Otherwise let me just fork Clang into the "Gnalc" compiler for the "Sulpsulpees" language which happens to be exactly compatible with the programming language that the clang++-13 binary supports. Takes me a whole 15 minutes, most of which will be taken by forking the LLVM repo on github, and I can guarantee than porting to it will be less effort than porting to Rust. I can even provide the backing of a proper non-profit foundation established on two continents for your legal team's needs.

1 comments

The reason you can't use clang is not a technical one, but that you are /required/ to use the platform's provided C++ compiler.

And yes, you are making my point. We are in violent agreement.

You can't write Rust either, which is why C++ support would be initially exciting, until you learn you can't use just any C++ compiler and the one you can use is excluded.

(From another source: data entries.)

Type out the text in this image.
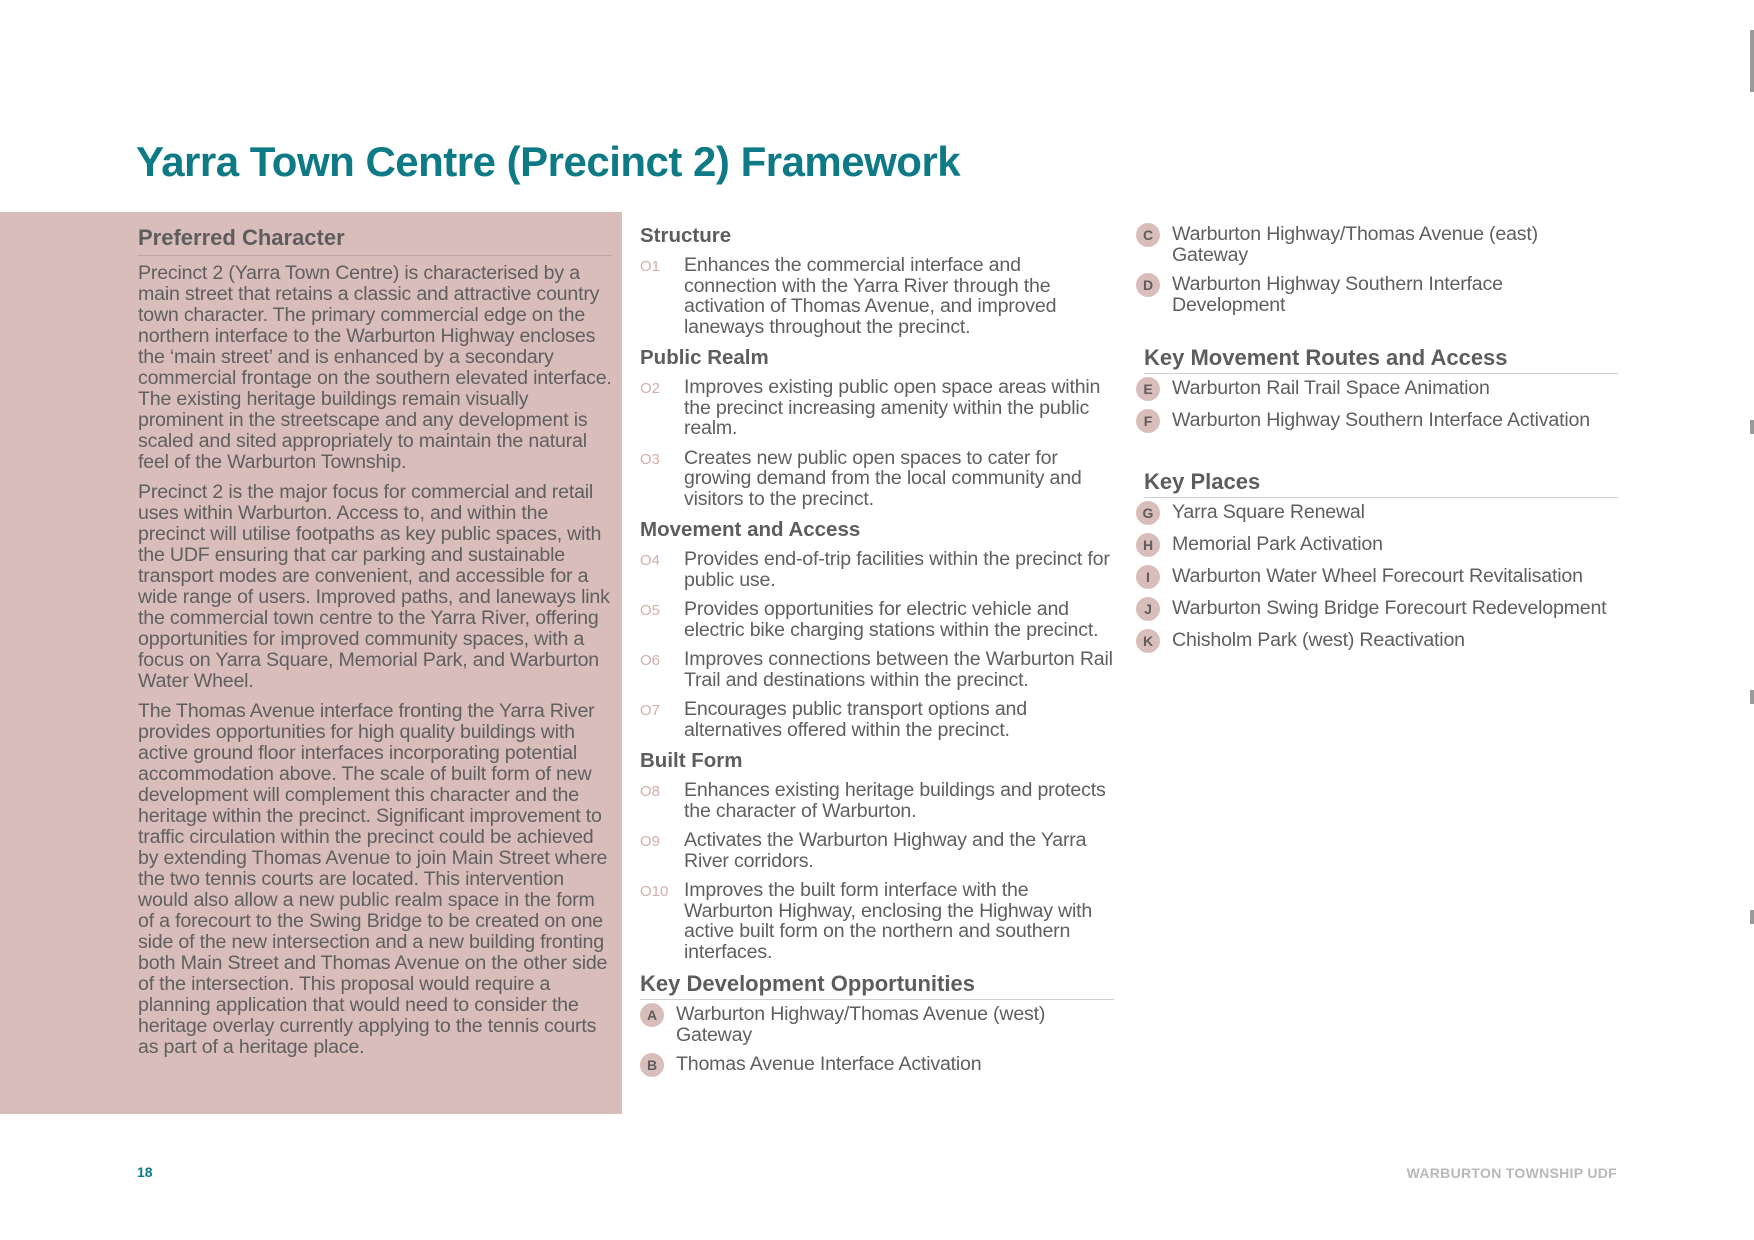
Yarra Town Centre (Precinct 2) Framework
Preferred Character

Precinct 2 (Yarra Town Centre) is characterised by a main street that retains a classic and attractive country town character. The primary commercial edge on the northern interface to the Warburton Highway encloses the ‘main street’ and is enhanced by a secondary commercial frontage on the southern elevated interface. The existing heritage buildings remain visually prominent in the streetscape and any development is scaled and sited appropriately to maintain the natural feel of the Warburton Township.

Precinct 2 is the major focus for commercial and retail uses within Warburton. Access to, and within the precinct will utilise footpaths as key public spaces, with the UDF ensuring that car parking and sustainable transport modes are convenient, and accessible for a wide range of users. Improved paths, and laneways link the commercial town centre to the Yarra River, offering opportunities for improved community spaces, with a focus on Yarra Square, Memorial Park, and Warburton Water Wheel.

The Thomas Avenue interface fronting the Yarra River provides opportunities for high quality buildings with active ground floor interfaces incorporating potential accommodation above. The scale of built form of new development will complement this character and the heritage within the precinct. Significant improvement to traffic circulation within the precinct could be achieved by extending Thomas Avenue to join Main Street where the two tennis courts are located. This intervention would also allow a new public realm space in the form of a forecourt to the Swing Bridge to be created on one side of the new intersection and a new building fronting both Main Street and Thomas Avenue on the other side of the intersection. This proposal would require a planning application that would need to consider the heritage overlay currently applying to the tennis courts as part of a heritage place.

Structure
O1	Enhances the commercial interface and connection with the Yarra River through the activation of Thomas Avenue, and improved laneways throughout the precinct.
Public Realm
O2	Improves existing public open space areas within the precinct increasing amenity within the public realm.
O3	Creates new public open spaces to cater for growing demand from the local community and visitors to the precinct.
Movement and Access
O4	Provides end-of-trip facilities within the precinct for public use.
O5	Provides opportunities for electric vehicle and electric bike charging stations within the precinct.
O6	Improves connections between the Warburton Rail Trail and destinations within the precinct.
O7	Encourages public transport options and alternatives offered within the precinct.
Built Form
O8	Enhances existing heritage buildings and protects the character of Warburton.
O9	Activates the Warburton Highway and the Yarra River corridors.
O10 Improves the built form interface with the Warburton Highway, enclosing the Highway with active built form on the northern and southern interfaces.
Key Development Opportunities
A Warburton Highway/Thomas Avenue (west) Gateway
B Thomas Avenue Interface Activation
C Warburton Highway/Thomas Avenue (east) Gateway
D Warburton Highway Southern Interface Development
Key Movement Routes and Access
E Warburton Rail Trail Space Animation
F	Warburton Highway Southern Interface Activation
Key Places
G Yarra Square Renewal
H Memorial Park Activation
I	Warburton Water Wheel Forecourt Revitalisation
J	Warburton Swing Bridge Forecourt Redevelopment
K Chisholm Park (west) Reactivation
18	WARBURTON TOWNSHIP UDF
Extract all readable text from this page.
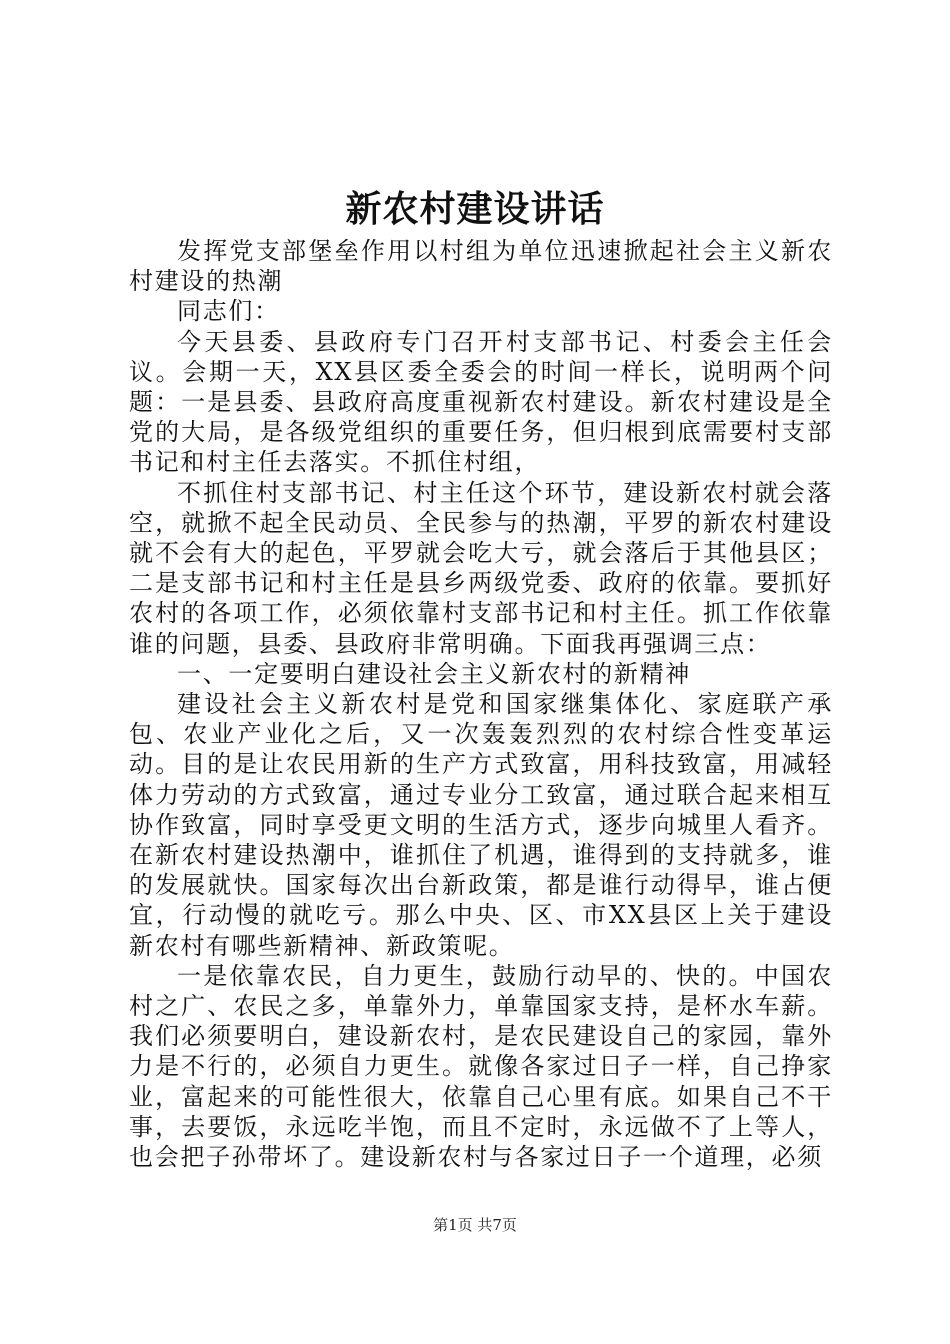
新农村建设讲话

发挥党支部堡垒作用以村组为单位迅速掀起社会主义新农村建设的热潮

同志们：

今天县委、县政府专门召开村支部书记、村委会主任会议。会期一天，XX县区委全委会的时间一样长，说明两个问题：一是县委、县政府高度重视新农村建设。新农村建设是全党的大局，是各级党组织的重要任务，但归根到底需要村支部书记和村主任去落实。不抓住村组，

不抓住村支部书记、村主任这个环节，建设新农村就会落空，就掀不起全民动员、全民参与的热潮，平罗的新农村建设就不会有大的起色，平罗就会吃大亏，就会落后于其他县区；二是支部书记和村主任是县乡两级党委、政府的依靠。要抓好农村的各项工作，必须依靠村支部书记和村主任。抓工作依靠谁的问题，县委、县政府非常明确。下面我再强调三点：

一、一定要明白建设社会主义新农村的新精神

建设社会主义新农村是党和国家继集体化、家庭联产承包、农业产业化之后，又一次轰轰烈烈的农村综合性变革运动。目的是让农民用新的生产方式致富，用科技致富，用减轻体力劳动的方式致富，通过专业分工致富，通过联合起来相互协作致富，同时享受更文明的生活方式，逐步向城里人看齐。在新农村建设热潮中，谁抓住了机遇，谁得到的支持就多，谁的发展就快。国家每次出台新政策，都是谁行动得早，谁占便宜，行动慢的就吃亏。那么中央、区、市XX县区上关于建设新农村有哪些新精神、新政策呢。

一是依靠农民，自力更生，鼓励行动早的、快的。中国农村之广、农民之多，单靠外力，单靠国家支持，是杯水车薪。我们必须要明白，建设新农村，是农民建设自己的家园，靠外力是不行的，必须自力更生。就像各家过日子一样，自己挣家业，富起来的可能性很大，依靠自己心里有底。如果自己不干事，去要饭，永远吃半饱，而且不定时，永远做不了上等人，也会把子孙带坏了。建设新农村与各家过日子一个道理，必须

第1页 共7页
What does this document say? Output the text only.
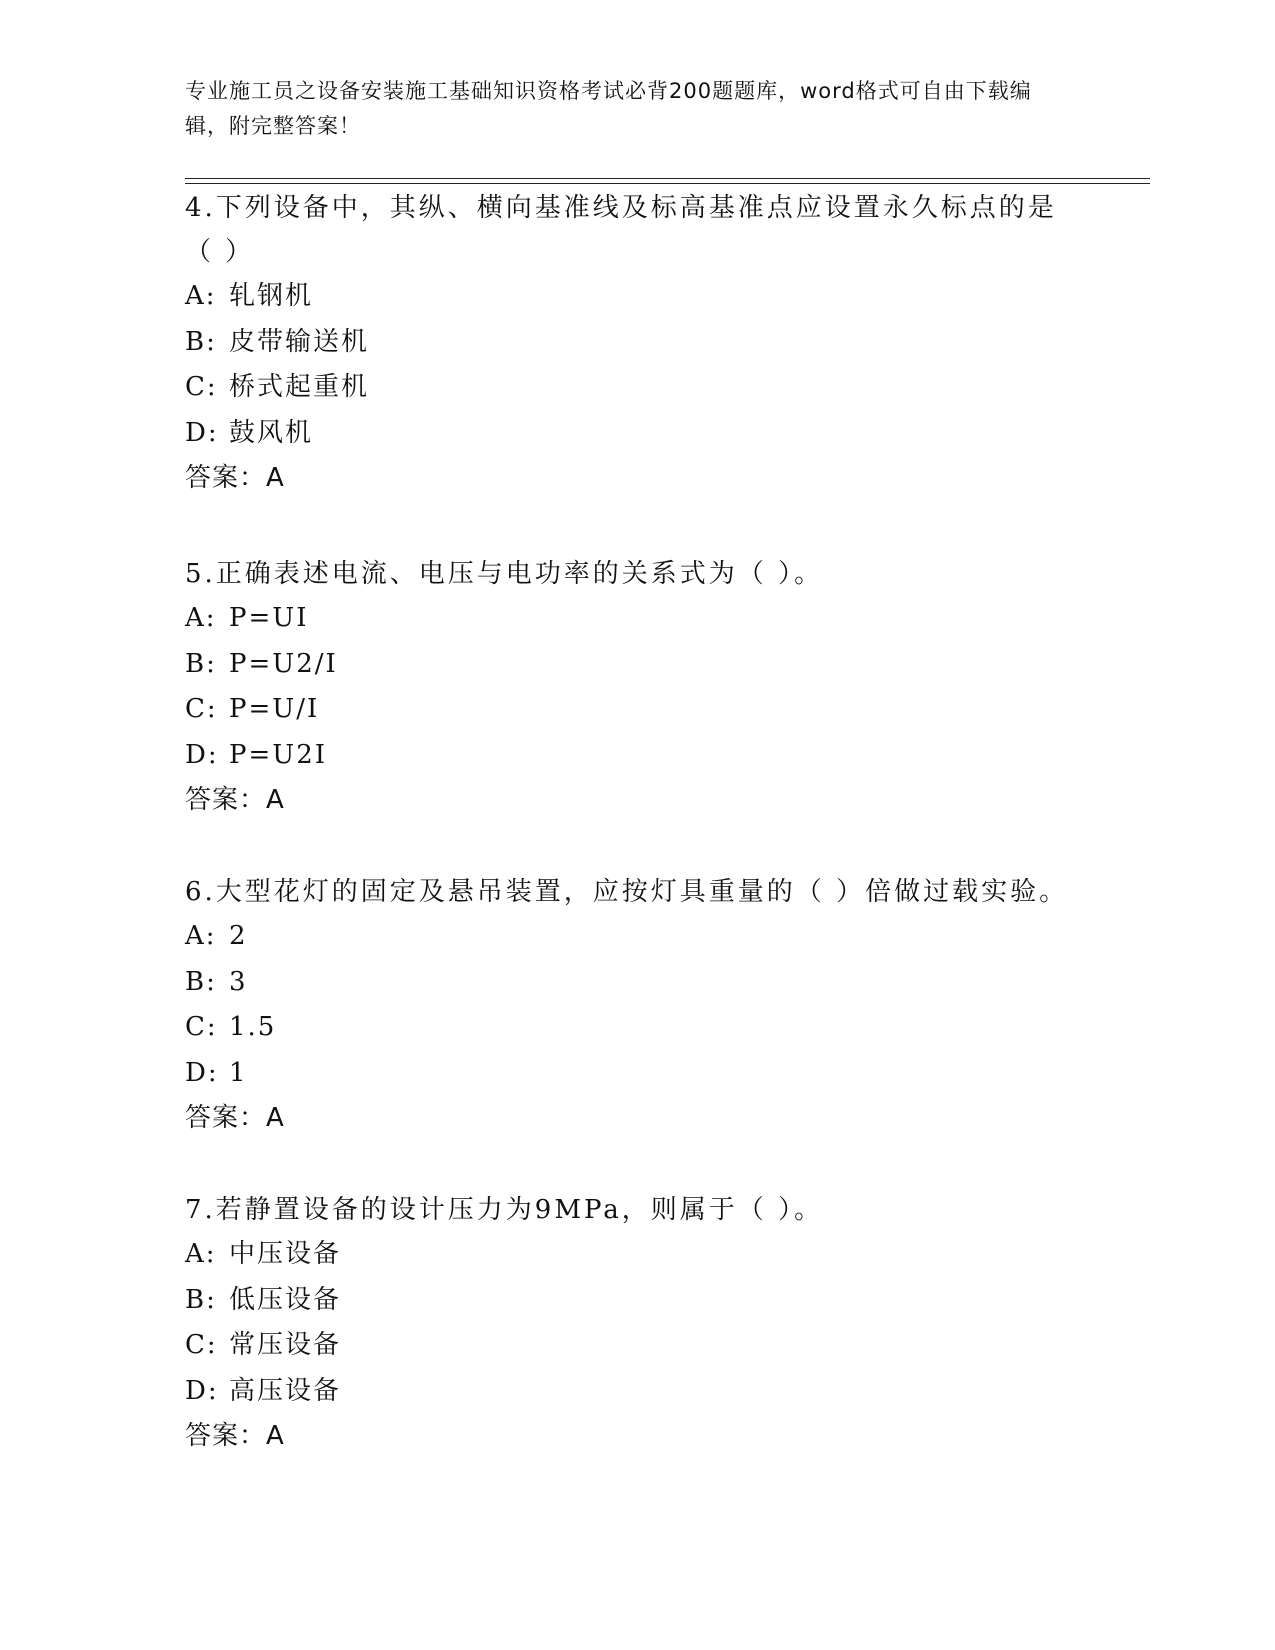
专业施工员之设备安装施工基础知识资格考试必背200题题库，word格式可自由下载编辑，附完整答案！

4.下列设备中，其纵、横向基准线及标高基准点应设置永久标点的是（ ）

A: 轧钢机

B: 皮带输送机

C: 桥式起重机

D: 鼓风机

答案：A

5.正确表述电流、电压与电功率的关系式为（ ）。

A: P=UI

B: P=U2/I

C: P=U/I

D: P=U2I

答案：A

6.大型花灯的固定及悬吊装置，应按灯具重量的（ ）倍做过载实验。

A: 2

B: 3

C: 1.5

D: 1

答案：A

7.若静置设备的设计压力为9MPa，则属于（ ）。

A: 中压设备

B: 低压设备

C: 常压设备

D: 高压设备

答案：A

Who has such stupid requirements ? What's the "platform" compiler for something that provides GCC up to 11, like centos ?
Embedded stuff usually, game consoles. Also if you have an Enterprise SKU of Visual Studio it costs real money to upgrade. Maybe your company has purchased a compiler suite you have to use. Maybe you have to link against proprietary libs that were only provided for a certain MSVC ABI.
But you originally said: "Yeah the problem isn't nearly as pronounced for rust,"

It does not make sense: the problem is even worse for rust in that case, since you cannot even use it ?

Exactly, that's why one would get excited for C++ support.

However, I realise the point is moot since there would be no way to compile the library. I've been living too long in "Compiles to C" languages this month I guess.